The number of spaceflight bioscience mission opportunities is too small to allow all relevant 
biological and environmental parameters to be experimentally identified. Simulated spaceflight 
experiments in ground-based facilities (GBFs), such as clinostats, are each suitable only for 
particular investigations -- a rotating-wall vessel may be ‘simulated microgravity’ for cell 
differentiation (hours), but not DNA repair (seconds) -- and introduce confounding stimuli, such 
as motor vibration and fluid shear effects. This uncertainty over which biological mechanisms 
respond to a given form of simulated space radiation or gravity, as well as its side effects, limits 
our ability to baseline spaceflight data and validate mission science. 
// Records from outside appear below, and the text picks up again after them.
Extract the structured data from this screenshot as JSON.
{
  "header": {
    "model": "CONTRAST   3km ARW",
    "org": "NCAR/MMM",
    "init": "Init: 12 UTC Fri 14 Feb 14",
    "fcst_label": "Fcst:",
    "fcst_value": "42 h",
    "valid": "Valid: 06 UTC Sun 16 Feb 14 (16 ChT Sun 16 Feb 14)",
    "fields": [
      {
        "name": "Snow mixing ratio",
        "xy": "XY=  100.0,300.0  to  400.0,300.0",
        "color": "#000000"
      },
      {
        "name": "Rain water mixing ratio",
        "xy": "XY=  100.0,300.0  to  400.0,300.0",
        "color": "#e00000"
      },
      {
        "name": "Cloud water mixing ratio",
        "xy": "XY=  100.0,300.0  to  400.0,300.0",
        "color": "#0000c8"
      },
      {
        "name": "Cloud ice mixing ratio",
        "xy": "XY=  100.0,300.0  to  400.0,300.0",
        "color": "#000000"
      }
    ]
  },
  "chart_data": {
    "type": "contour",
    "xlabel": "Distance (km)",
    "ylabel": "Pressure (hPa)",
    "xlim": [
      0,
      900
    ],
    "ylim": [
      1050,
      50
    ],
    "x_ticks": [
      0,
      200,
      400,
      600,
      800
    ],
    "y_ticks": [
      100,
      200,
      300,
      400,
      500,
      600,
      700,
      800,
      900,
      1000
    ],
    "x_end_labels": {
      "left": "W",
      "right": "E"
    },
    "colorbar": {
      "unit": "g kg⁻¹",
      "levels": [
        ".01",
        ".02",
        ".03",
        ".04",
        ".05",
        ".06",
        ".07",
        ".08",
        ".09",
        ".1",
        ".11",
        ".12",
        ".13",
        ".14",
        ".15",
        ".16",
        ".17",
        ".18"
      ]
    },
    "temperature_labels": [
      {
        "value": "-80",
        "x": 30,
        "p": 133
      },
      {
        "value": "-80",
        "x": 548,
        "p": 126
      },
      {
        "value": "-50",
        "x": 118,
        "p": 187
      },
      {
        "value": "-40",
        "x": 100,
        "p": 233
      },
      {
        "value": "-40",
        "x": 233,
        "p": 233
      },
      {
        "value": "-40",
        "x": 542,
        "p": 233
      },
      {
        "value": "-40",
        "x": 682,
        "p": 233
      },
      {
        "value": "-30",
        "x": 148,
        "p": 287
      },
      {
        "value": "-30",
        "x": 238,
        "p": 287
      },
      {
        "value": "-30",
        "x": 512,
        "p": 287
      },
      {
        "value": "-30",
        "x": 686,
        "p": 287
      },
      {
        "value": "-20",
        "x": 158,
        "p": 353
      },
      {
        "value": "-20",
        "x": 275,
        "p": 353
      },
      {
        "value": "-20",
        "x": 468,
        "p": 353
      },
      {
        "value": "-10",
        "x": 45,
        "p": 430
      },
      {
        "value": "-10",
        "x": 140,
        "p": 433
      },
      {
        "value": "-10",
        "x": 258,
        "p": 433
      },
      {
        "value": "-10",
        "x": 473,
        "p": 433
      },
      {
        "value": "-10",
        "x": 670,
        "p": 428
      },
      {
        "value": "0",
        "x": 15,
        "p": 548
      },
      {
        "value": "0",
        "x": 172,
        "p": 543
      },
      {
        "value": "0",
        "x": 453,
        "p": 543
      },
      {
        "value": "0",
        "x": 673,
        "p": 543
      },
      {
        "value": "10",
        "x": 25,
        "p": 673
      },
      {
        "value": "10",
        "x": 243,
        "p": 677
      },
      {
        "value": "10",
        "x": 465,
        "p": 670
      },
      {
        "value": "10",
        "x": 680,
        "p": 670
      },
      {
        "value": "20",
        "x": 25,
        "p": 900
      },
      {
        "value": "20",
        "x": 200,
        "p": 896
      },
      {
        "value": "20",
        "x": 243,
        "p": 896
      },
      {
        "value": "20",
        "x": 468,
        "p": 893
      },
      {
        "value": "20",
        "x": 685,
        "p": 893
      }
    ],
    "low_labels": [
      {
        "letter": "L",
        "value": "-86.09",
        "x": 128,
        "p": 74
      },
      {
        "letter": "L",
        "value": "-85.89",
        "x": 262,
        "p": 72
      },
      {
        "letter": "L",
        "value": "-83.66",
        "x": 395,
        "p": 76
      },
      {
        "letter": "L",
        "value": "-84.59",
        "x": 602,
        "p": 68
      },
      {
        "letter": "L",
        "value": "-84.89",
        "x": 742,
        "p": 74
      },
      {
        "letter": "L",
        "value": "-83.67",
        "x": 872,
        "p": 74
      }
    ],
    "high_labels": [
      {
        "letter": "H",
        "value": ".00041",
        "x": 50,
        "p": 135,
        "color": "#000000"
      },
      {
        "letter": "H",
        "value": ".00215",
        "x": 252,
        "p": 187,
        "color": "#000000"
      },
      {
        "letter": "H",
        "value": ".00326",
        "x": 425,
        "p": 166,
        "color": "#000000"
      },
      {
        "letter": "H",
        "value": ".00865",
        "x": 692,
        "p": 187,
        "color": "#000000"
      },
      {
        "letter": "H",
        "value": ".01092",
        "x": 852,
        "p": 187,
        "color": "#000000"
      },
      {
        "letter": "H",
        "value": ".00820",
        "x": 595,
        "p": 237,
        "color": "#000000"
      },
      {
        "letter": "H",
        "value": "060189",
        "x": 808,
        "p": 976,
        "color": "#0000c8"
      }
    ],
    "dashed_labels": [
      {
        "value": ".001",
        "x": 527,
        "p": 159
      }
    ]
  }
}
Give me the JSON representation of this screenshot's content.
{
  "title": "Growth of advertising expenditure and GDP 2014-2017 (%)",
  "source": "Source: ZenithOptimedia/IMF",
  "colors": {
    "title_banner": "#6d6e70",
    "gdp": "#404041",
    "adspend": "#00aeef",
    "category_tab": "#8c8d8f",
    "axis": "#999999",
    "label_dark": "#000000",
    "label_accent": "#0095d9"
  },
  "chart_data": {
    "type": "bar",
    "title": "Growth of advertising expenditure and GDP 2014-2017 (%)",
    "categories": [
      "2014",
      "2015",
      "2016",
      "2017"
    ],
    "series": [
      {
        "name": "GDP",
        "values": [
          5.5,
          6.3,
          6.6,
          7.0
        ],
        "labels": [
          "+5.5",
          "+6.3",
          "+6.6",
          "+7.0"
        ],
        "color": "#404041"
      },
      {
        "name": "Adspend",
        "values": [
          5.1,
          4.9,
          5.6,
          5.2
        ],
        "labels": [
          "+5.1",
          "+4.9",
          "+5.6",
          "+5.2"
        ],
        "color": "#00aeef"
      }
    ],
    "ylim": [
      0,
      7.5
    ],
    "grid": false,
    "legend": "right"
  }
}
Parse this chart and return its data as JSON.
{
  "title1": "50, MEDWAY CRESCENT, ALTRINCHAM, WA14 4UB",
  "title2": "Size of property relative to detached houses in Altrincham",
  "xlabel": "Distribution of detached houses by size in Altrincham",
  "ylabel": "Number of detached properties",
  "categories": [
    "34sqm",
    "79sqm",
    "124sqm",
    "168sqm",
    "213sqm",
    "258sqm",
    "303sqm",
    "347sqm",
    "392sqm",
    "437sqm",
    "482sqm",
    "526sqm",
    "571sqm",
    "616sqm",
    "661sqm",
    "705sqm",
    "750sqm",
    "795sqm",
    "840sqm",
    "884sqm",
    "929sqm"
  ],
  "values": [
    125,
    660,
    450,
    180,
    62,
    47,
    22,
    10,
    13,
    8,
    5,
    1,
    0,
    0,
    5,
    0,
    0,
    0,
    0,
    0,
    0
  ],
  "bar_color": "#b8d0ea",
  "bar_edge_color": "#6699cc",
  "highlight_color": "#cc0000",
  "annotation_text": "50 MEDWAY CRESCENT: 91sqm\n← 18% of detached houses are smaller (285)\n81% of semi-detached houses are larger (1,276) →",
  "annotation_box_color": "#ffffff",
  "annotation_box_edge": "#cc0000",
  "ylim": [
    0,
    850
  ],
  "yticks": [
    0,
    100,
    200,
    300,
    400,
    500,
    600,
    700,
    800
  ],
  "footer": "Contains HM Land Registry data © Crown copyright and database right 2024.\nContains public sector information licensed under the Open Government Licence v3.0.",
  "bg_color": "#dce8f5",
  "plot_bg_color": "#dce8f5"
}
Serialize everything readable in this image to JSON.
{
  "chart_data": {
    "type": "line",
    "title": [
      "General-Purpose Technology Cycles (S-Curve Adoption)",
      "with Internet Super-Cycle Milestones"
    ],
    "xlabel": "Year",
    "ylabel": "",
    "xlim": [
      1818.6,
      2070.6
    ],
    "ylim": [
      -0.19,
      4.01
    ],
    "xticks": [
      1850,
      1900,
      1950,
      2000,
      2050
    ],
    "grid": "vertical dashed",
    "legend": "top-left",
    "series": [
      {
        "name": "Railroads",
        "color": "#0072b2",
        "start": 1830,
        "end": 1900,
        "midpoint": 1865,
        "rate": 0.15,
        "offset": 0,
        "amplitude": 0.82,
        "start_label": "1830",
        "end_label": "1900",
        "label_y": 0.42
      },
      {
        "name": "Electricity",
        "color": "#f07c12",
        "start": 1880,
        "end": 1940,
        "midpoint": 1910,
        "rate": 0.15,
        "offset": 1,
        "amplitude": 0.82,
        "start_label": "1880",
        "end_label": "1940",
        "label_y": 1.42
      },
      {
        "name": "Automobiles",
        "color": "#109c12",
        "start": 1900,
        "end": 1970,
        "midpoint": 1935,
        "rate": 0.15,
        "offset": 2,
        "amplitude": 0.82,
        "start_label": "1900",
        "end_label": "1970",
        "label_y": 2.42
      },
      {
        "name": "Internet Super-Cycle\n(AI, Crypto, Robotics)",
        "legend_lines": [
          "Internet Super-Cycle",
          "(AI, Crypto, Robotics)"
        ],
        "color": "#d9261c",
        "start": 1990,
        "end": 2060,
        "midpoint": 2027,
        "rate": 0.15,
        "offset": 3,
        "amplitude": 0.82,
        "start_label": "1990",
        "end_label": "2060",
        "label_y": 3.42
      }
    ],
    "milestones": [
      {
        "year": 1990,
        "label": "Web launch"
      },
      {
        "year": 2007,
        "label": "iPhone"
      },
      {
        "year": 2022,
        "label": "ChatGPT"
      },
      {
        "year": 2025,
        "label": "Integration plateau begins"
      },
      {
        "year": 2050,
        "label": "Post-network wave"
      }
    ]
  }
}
Machine learning techniques autonomously identify relevant and interdependent factors in a data 
set given the set of desired metrics to be evaluated: to automatically identify related studies, 
compare data from related studies, or determine linkages between types of data in the same 
study. System-of-systems (SoS) machine learning models have the ability to deal with both 
sparse and heterogeneous data, such as that provided by the small and diverse number of space 
biosciences flight missions; however, they require appropriate user-defined metrics for any given 
data set. Although machine learning in bioinformatics is rapidly expanding, the need to combine 
spaceflight/GBF mission parameters with omics data is unique. 


This work characterizes the basic requirements for implementing the SoS approach through the 
System Map (SM) technique, a composite of a dynamic Bayesian network and Gaussian mixture 
model, in real-world repositories such as the GeneLab Data System and Life Sciences Data 
Archive. The three primary steps are metadata management for experimental description using 
open-source ontologies, defining similarity and consistency metrics, and generating testing and 
validation data sets. Such approaches to spaceflight and GBF omics data may soon enable 
unique insight into which measured phenomena correlate to biological mechanisms that are truly 
affected by spaceflight conditions; which are most likely to be confounded by other variables; 
and which are insufficiently characterized, significantly increasing existing and future science 
return from ISS and spaceflight missions.